Interestingly, by tracing out the political, sociological and psychological roots of these paradoxical phenomena Gabel makes a telling diagnosis: we are witnessing nothing less than the privatization of hope and social desire itself, where anything is possible personally but nothing seems possible politically. Symptoms of the suppression of hope and social desire are the dysfunctions that fill the papers of the day, the desperations going hand-in-hand with the alleged peaks of success.
These ideas, fleshed out, would seem a decent accomplishment for one book, but Gabel goes further. Rather than simply bemoaning the twins of cynicism and suppression of social desire, Gabel explains and elaborates on it with a credible psycho-political framework, explaining just how the suppression of social desire manifests itself throughout society. This framework constitutes a large new contribution to the “Politics of Meaning” framework co-developed with Michael Lerner. Key among the processes suppressing social desire is a “rotating lack of confidence in the desire of the other”, perhaps also thought of as a learned doubt that another person will respond positively to an expression of enthusiasm (based in a fear of humiliation). Many a preacher or would-be lover can testify to the primacy of this terror and Gabel is dead-on in explaining its role in culture and society.
But in the series of essays that comprise the book, Gabel elucidates not only the implications of the suppression of social desire, but also the implications of its release historically (certain parts of the 60s) and prospectively. Taking seriously the idea that humans are creatures of meaning (of which modern “competitive man” is just one dysfunctional subset) Gabel both describes the kaleidoscope of society and begins to describe possibilities for changing social patterns when the kaleidoscope is turned by the emergence of social desire.
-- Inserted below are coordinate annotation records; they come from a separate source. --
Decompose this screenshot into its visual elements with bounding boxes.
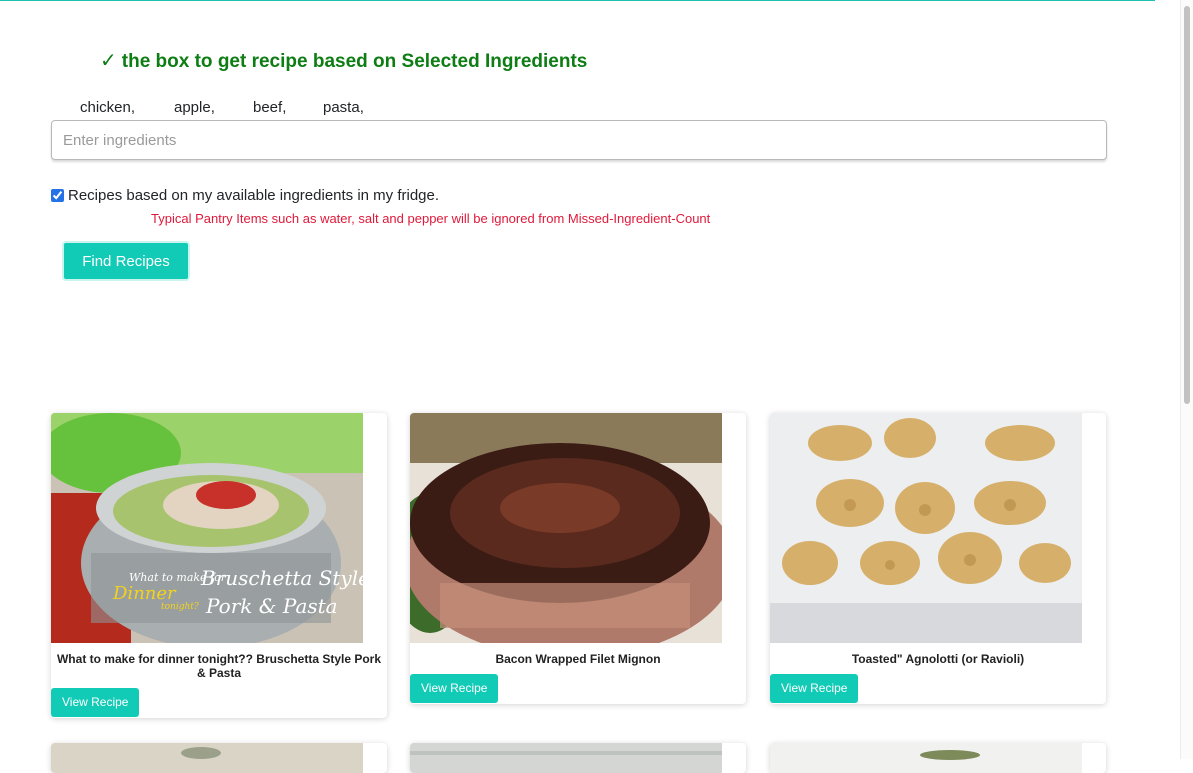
- image-caption: Dinner: [112, 583, 177, 604]
- fridge-checkbox[interactable]: [51, 189, 64, 202]
- fridge-checkbox-label: Recipes based on my available ingredient…: [68, 187, 440, 204]
- scrollbar-thumb[interactable]: [1184, 6, 1190, 404]
- pantry-note: Typical Pantry Items such as water, salt…: [151, 211, 711, 226]
- recipe-title: What to make for dinner tonight?? Brusch…: [56, 652, 382, 680]
- page-scrollbar[interactable]: [1180, 0, 1193, 759]
- recipe-image-pork-pasta[interactable]: What to make for Dinner tonight? Brusche…: [51, 413, 363, 643]
- ingredient-chip[interactable]: beef,: [253, 99, 323, 116]
- fridge-checkbox-row[interactable]: Recipes based on my available ingredient…: [51, 187, 439, 204]
- view-recipe-button[interactable]: View Recipe: [51, 688, 140, 717]
- ingredient-chip[interactable]: pasta,: [323, 99, 417, 116]
- recipe-title: Bacon Wrapped Filet Mignon: [495, 652, 661, 666]
- recipe-image-agnolotti[interactable]: [770, 413, 1082, 643]
- selected-ingredients-list: chicken, apple, beef, pasta,: [80, 99, 417, 116]
- instruction-heading: ✓ the box to get recipe based on Selected…: [100, 48, 587, 73]
- image-caption: Bruschetta Style: [200, 566, 363, 590]
- ingredients-input[interactable]: [51, 120, 1107, 160]
- check-icon: ✓: [100, 50, 117, 72]
- view-recipe-button[interactable]: View Recipe: [770, 674, 859, 703]
- image-caption: Pork & Pasta: [205, 594, 338, 618]
- recipe-image-filet-mignon[interactable]: [410, 413, 722, 643]
- recipe-image[interactable]: [51, 743, 363, 773]
- recipe-image[interactable]: [410, 743, 722, 773]
- ingredient-chip[interactable]: apple,: [174, 99, 253, 116]
- ingredient-chip[interactable]: chicken,: [80, 99, 174, 116]
- recipe-card: What to make for Dinner tonight? Brusche…: [51, 413, 387, 718]
- find-recipes-button[interactable]: Find Recipes: [62, 241, 190, 281]
- image-caption: tonight?: [161, 602, 199, 612]
- recipe-card: [51, 743, 387, 773]
- heading-text: the box to get recipe based on Selected …: [121, 51, 588, 72]
- top-border: [0, 0, 1155, 1]
- recipe-card: Bacon Wrapped Filet Mignon View Recipe: [410, 413, 746, 704]
- recipe-card: [770, 743, 1106, 773]
- recipe-card: Toasted" Agnolotti (or Ravioli) View Rec…: [770, 413, 1106, 704]
- recipe-card: [410, 743, 746, 773]
- view-recipe-button[interactable]: View Recipe: [410, 674, 499, 703]
- recipe-image[interactable]: [770, 743, 1082, 773]
- recipe-title: Toasted" Agnolotti (or Ravioli): [851, 652, 1025, 666]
It’s been reported that in Japan a dating service has distributed sensors that are worn around a necklace and which allow the user to choose various options such as “movie”, “conversation”, or “love”, depending upon what one wants to experience. The sensors then beep whenever another person who has selected the same option comes within ten meters, and the two can meet. On the personal level, this is one clever, if crude, method of overcoming the “lack of confidence in the desire of the other” Gabel writes about. Similarly, on the sociopolitical level, Peter Gabel’s book is quite the tease. If you care at all about leading a transformation of society, we should have a match. And it should be quite the evening.